With the woods on one side of the shore and the rock jetty on the other, separating the cove from Little Crescent Beach, he was completely alone. He stepped into the water and sucked in his breath. Cold all right. Bracing. Just what he needed.
M
argaux had completed several pages of sketches when a two-masted sailboat appeared at the end of the Point, leaving the marina. She turned to a fresh page and captured it with fast deft strokes of her drawing pencil.
She scooted around on her butt in order to follow it out to sea, but a nearby movement caught her eye. A man stepped out of the woods and onto the pebbled beach, disturbing her concentration, not to mention her peace and solitude.
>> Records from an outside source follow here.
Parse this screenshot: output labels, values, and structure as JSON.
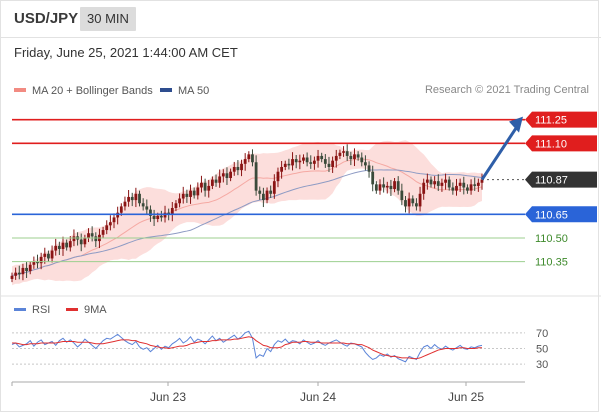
{
  "header": {
    "symbol": "USD/JPY",
    "timeframe": "30 MIN"
  },
  "subtitle": "Friday, June 25, 2021 1:44:00 AM CET",
  "legend": [
    {
      "label": "MA 20 + Bollinger Bands",
      "color": "#f28b82"
    },
    {
      "label": "MA 50",
      "color": "#2e4d8f"
    }
  ],
  "copyright": "Research © 2021 Trading Central",
  "colors": {
    "resistance": "#e01e1e",
    "support": "#2a64d8",
    "target": "#9ccf8f",
    "current": "#333333",
    "candle_up": "#8a1414",
    "candle_down": "#3a4a3a",
    "bollinger_fill": "#fbd3d0",
    "ma50": "#8e9bc4",
    "arrow": "#2e5ea8",
    "rsi": "#5b84d8",
    "rsi_ma": "#e03030"
  },
  "chart_data": [
    {
      "type": "candlestick",
      "title": "",
      "ylim": [
        110.17,
        111.4
      ],
      "x_tick_labels": [
        "Jun 23",
        "Jun 24",
        "Jun 25"
      ],
      "levels": [
        {
          "name": "resistance-2",
          "value": 111.25,
          "label": "111.25",
          "style": "resistance"
        },
        {
          "name": "resistance-1",
          "value": 111.1,
          "label": "111.10",
          "style": "resistance"
        },
        {
          "name": "current-price",
          "value": 110.87,
          "label": "110.87",
          "style": "current"
        },
        {
          "name": "support-1",
          "value": 110.65,
          "label": "110.65",
          "style": "support"
        },
        {
          "name": "target-1",
          "value": 110.5,
          "label": "110.50",
          "style": "target"
        },
        {
          "name": "target-2",
          "value": 110.35,
          "label": "110.35",
          "style": "target"
        }
      ],
      "close": [
        110.26,
        110.28,
        110.27,
        110.31,
        110.29,
        110.33,
        110.35,
        110.34,
        110.38,
        110.4,
        110.37,
        110.42,
        110.45,
        110.43,
        110.47,
        110.44,
        110.48,
        110.51,
        110.49,
        110.46,
        110.5,
        110.53,
        110.51,
        110.48,
        110.52,
        110.55,
        110.58,
        110.6,
        110.63,
        110.66,
        110.7,
        110.73,
        110.76,
        110.74,
        110.78,
        110.72,
        110.7,
        110.68,
        110.64,
        110.62,
        110.64,
        110.63,
        110.66,
        110.65,
        110.69,
        110.72,
        110.75,
        110.78,
        110.76,
        110.8,
        110.77,
        110.82,
        110.85,
        110.8,
        110.83,
        110.87,
        110.85,
        110.89,
        110.91,
        110.88,
        110.92,
        110.95,
        110.93,
        110.97,
        111.0,
        111.03,
        110.98,
        110.8,
        110.78,
        110.74,
        110.8,
        110.78,
        110.86,
        110.92,
        110.95,
        110.97,
        110.96,
        111.0,
        110.98,
        110.99,
        111.01,
        110.98,
        110.97,
        110.99,
        111.02,
        111.0,
        110.97,
        110.95,
        110.99,
        111.02,
        111.04,
        111.05,
        111.02,
        111.0,
        111.03,
        111.01,
        110.98,
        110.96,
        110.92,
        110.84,
        110.8,
        110.84,
        110.82,
        110.83,
        110.81,
        110.86,
        110.8,
        110.74,
        110.7,
        110.75,
        110.72,
        110.7,
        110.78,
        110.85,
        110.87,
        110.84,
        110.86,
        110.83,
        110.85,
        110.87,
        110.82,
        110.8,
        110.83,
        110.85,
        110.82,
        110.8,
        110.84,
        110.83,
        110.85,
        110.87
      ],
      "projection": {
        "from": 110.87,
        "to": 111.25
      }
    },
    {
      "type": "line",
      "title": "",
      "series_labels": [
        "RSI",
        "9MA"
      ],
      "ylim": [
        20,
        80
      ],
      "y_ticks": [
        70,
        50,
        30
      ],
      "rsi": [
        55,
        57,
        52,
        54,
        56,
        60,
        53,
        58,
        61,
        55,
        57,
        59,
        54,
        60,
        63,
        58,
        61,
        57,
        52,
        56,
        62,
        58,
        54,
        50,
        55,
        60,
        63,
        62,
        65,
        68,
        64,
        60,
        57,
        55,
        59,
        52,
        49,
        51,
        46,
        50,
        54,
        49,
        53,
        51,
        56,
        59,
        63,
        57,
        60,
        65,
        58,
        62,
        60,
        56,
        61,
        66,
        60,
        63,
        58,
        61,
        64,
        67,
        62,
        65,
        70,
        72,
        63,
        38,
        42,
        40,
        50,
        46,
        55,
        60,
        58,
        62,
        57,
        60,
        59,
        56,
        61,
        58,
        55,
        57,
        60,
        56,
        54,
        57,
        59,
        61,
        58,
        55,
        53,
        57,
        56,
        54,
        52,
        45,
        40,
        36,
        38,
        42,
        40,
        43,
        39,
        41,
        37,
        35,
        33,
        40,
        38,
        36,
        45,
        52,
        54,
        50,
        55,
        51,
        49,
        53,
        50,
        48,
        51,
        54,
        50,
        49,
        52,
        51,
        53,
        54
      ],
      "rsi_ma": [
        57,
        57,
        56,
        55,
        55,
        56,
        56,
        56,
        57,
        57,
        57,
        57,
        57,
        58,
        59,
        59,
        59,
        59,
        58,
        58,
        58,
        58,
        57,
        56,
        56,
        56,
        57,
        58,
        59,
        60,
        61,
        61,
        61,
        60,
        60,
        58,
        57,
        56,
        54,
        53,
        52,
        51,
        51,
        50,
        51,
        52,
        53,
        53,
        54,
        56,
        57,
        58,
        59,
        59,
        59,
        60,
        60,
        61,
        61,
        61,
        61,
        62,
        62,
        63,
        64,
        65,
        64,
        60,
        57,
        54,
        53,
        51,
        51,
        51,
        52,
        55,
        56,
        58,
        58,
        58,
        59,
        59,
        58,
        58,
        58,
        57,
        57,
        57,
        57,
        57,
        57,
        57,
        56,
        56,
        56,
        55,
        55,
        53,
        51,
        48,
        46,
        44,
        42,
        41,
        40,
        40,
        39,
        38,
        38,
        38,
        37,
        37,
        38,
        40,
        42,
        44,
        46,
        48,
        49,
        50,
        50,
        50,
        50,
        51,
        51,
        50,
        50,
        50,
        51,
        51
      ]
    }
  ]
}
She shrank back, not wanting to disturb or be disturbed, but she didn’t stop watching him. He sat down and took off his shoes. Then he pulled off his shirt and stood up.
Margaux blushed at herself for her unabashed voyeurism and the curiosity that made her wonder if he was going to shed his shorts, too. Her mouth went dry as he stretched his arms wide as if he were exalting in being free from the bonds of clothes.
He was amazing, not the lithe, gym-defined model of
GQ,
and not the sculpted freak of bodybuilding. But something so strong and masculine she couldn’t look away.
He didn’t strip, but walked into the water until it was waist high, then dove into the waves, as graceful as a dolphin.
A shiver ran up her spine and she was hit with a deep primal longing that shocked her, even as she recognized him. She shouldn’t be reacting this way to a man she didn’t even know and who she probably wouldn’t like if she did. She shouldn’t have that kind of feeling about anyone. She was still married, even if she was married to a lying, cheating, absconding . . . but she didn’t want to think about Louis.
She wanted to watch the chief of police swim through the calm waters. His head popped up several yards farther from shore. He shook himself, at home in the water. And she wondered how he ever became a law officer. He belonged in the wild, free and—
She brought herself up sharp.
You are losing your mind.
Yeah, she had every right to, but not over a man she’d hardly ever seen, much less talked to. How could she be thinking like this? She never had these kinds of thoughts when she was working. Not even about her husband.